Jeanne
Duval (1818-1868): Baudelaire’s “Black Venus”, the woman with whom he lived for twenty-years, starting in 1842 when she was twenty-four and he just twenty-one. A Creole, probably from Haiti or the Dominican Republic, probably of mixed-race parentage, the progeny of a French plantation owner and a forced slave, she arrived in Paris with her mother and brother in 1840, and officially earned her living at the Théâtre de la Porte Sainte, rather more a cabaret than a playhouse, and at the wrong end of the Champs Élysees; a one-line speaking part, at least on the night that Baudelaire saw her.
He went to do precisely that because his friend the photographer Nadar had been going on and on about her voluptuousness and availability. Baudelaire fell in love at first sight, but it was some days later, and in Montmartre, that he rescued her from a bunch of drunks who were harassing her on the street - and invited her to move in with him. She said yes, as quickly as that, probably because it brought to an end her other way of earning money and he looked like he could afford her: Baudelaire's father had died that year, bequeathing him enough money that he could focus on poetry and never need to work.
Except that they quickly squandered it, partly just on lifestyle, mostly on laudanum, the liquid form of opium to which she was already, and he now became addicted. She was also addicted to men, and carried on affairs with numerous, both complete strangers that she happened to take a fancy to, and most of Baudelaire's close friends: "Tu mettrais l'univers entier dans ta ruelle, Femme impure!" as he wrote in one of the poems in the 1857 first edition of "Les Fleurs de Mal".

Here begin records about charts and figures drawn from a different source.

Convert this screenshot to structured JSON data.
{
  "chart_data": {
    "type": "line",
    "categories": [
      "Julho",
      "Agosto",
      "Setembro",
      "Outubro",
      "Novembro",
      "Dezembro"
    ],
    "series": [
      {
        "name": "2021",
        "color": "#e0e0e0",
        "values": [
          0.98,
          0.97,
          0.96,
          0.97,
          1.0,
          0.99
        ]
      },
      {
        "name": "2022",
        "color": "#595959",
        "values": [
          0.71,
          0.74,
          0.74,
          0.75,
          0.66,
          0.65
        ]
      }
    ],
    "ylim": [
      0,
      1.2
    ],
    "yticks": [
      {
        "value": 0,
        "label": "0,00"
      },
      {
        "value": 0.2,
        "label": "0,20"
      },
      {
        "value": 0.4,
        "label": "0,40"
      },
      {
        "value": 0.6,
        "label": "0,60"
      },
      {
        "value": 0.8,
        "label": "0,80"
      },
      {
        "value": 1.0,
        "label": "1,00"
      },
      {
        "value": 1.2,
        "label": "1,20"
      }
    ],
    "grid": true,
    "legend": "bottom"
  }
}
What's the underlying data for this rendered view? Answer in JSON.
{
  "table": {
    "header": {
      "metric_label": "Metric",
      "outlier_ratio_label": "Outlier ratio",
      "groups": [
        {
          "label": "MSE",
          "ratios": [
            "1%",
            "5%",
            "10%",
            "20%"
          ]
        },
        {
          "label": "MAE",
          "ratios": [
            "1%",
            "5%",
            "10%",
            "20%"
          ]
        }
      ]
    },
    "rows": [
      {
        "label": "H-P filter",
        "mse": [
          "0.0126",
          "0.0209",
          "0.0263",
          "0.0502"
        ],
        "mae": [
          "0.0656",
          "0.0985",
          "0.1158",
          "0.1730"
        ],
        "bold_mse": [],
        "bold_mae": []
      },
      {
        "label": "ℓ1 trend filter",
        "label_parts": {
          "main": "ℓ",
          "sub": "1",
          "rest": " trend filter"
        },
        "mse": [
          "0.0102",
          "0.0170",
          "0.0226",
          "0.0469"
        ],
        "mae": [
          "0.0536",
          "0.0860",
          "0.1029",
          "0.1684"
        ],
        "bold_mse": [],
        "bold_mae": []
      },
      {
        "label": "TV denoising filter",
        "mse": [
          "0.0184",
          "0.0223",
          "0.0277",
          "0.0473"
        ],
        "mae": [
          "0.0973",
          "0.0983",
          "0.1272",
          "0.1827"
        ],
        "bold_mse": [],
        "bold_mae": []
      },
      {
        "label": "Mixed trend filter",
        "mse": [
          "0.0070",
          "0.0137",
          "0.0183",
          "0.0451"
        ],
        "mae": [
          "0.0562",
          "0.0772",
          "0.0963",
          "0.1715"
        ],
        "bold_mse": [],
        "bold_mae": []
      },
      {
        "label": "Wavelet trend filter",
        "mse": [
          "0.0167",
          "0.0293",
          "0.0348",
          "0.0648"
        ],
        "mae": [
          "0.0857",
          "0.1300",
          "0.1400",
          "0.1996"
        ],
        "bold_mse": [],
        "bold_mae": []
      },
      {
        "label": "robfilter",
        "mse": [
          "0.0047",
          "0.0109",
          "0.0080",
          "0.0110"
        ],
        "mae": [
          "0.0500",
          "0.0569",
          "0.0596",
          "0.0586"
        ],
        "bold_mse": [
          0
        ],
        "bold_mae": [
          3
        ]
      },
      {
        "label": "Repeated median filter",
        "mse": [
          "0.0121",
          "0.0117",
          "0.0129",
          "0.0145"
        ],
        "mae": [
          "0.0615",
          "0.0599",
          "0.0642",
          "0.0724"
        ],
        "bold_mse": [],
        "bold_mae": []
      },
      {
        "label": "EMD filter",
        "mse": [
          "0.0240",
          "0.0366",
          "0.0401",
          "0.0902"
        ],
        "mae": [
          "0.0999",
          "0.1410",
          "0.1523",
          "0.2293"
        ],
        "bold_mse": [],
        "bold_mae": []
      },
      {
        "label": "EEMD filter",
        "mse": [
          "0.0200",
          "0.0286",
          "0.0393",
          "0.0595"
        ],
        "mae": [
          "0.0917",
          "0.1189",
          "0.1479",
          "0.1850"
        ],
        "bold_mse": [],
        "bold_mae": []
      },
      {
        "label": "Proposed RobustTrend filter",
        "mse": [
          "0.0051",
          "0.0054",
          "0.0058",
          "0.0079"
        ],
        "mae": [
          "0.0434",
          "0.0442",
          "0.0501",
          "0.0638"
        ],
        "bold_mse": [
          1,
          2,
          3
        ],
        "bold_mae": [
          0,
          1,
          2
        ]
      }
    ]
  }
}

But he was addicted to her, even more than to laudanum and poetry (the poem immediately before the one I have just quoted says "Je t'adore à l'égal de la voûte nocturne - I love you just as much when you flee from me at night"), and to writing "Les Fleurs de Mal", and apparently the one was unachievable without the other. She dominated poems twenty to thirty-five in the collection, was the subject-matter of several that were banned - "Les Bijoux" for example, here in French, here in English translation - and even when he was dying and reduced to virtual poverty he went on begging friends for help to pay her - her not his - medical equirements: she had been paralysed down the right side of her body in 1859 - look at Manet's 1862 painting of her (below) and read "La Muse Malade" in French and English here - probably caused by a stroke, and shortly afterwards her eyesight began failing. He put her in care at the Maison de Santé Dubois, and later paid for to be nursed in a flat in Neuilly. But he died in 1867, and she didn't have anyone else to help her. She died on December 20th of the following year.
And why is she on this page? Because I want to celebrate her life, and the only certain date about her is her death - almost all her personal documents were destroyed in a fire around that time. So which date to place her on? And self-evidently this one. Why? Because Charles Baudelaire, French poet, was born today in 1821; click here for my piece about him in "Private Collection". You can also find him mentioned on Jan 3, quoted on Jan
4, "Les Fleurs du Mal" published on June 25, but banned on Jan 8.
Amber pages
Paul Leroy Robeson, actor and singer, born today in 1898
Thomas Andrew
(Tom) Lehrer, singing satirist and Harvard Math professor, born today in 1928
and two historic dates, the first of which is meaningless to me, though I have heard it mentioned many times - so why not take the opportunity to flesh it out, or even try to make a silk purse out of it: today, in 1731, Robert Thomas
Jenkins' ear was cut off, leading to the "War of Jenkins' Ear"...
the second, today, in 1865, and which frankly I am only including because I love the coincidence of today being Tom Lehrer's birthday, and I really do wanna go back to Dixie, so let's do it...right here (if it's on time):
Robert E Lee (what does the E. stand for; and who was the first American to give such importance to the initial letter of the middle name?) surrendered to General whatever-he-was-called Grant (that is a very subtle, multi-lingual, Homeric and Joyceian jest; please send your solutions anonymously to DavidHPrashker@polyphemus.net), ending the military hostilities part of the American Civil War (almanacs tell me it happened at 1:30 pm, but which time zone was that? as far as I can tell the non-military hostilities are still on-going, in several states of the USA).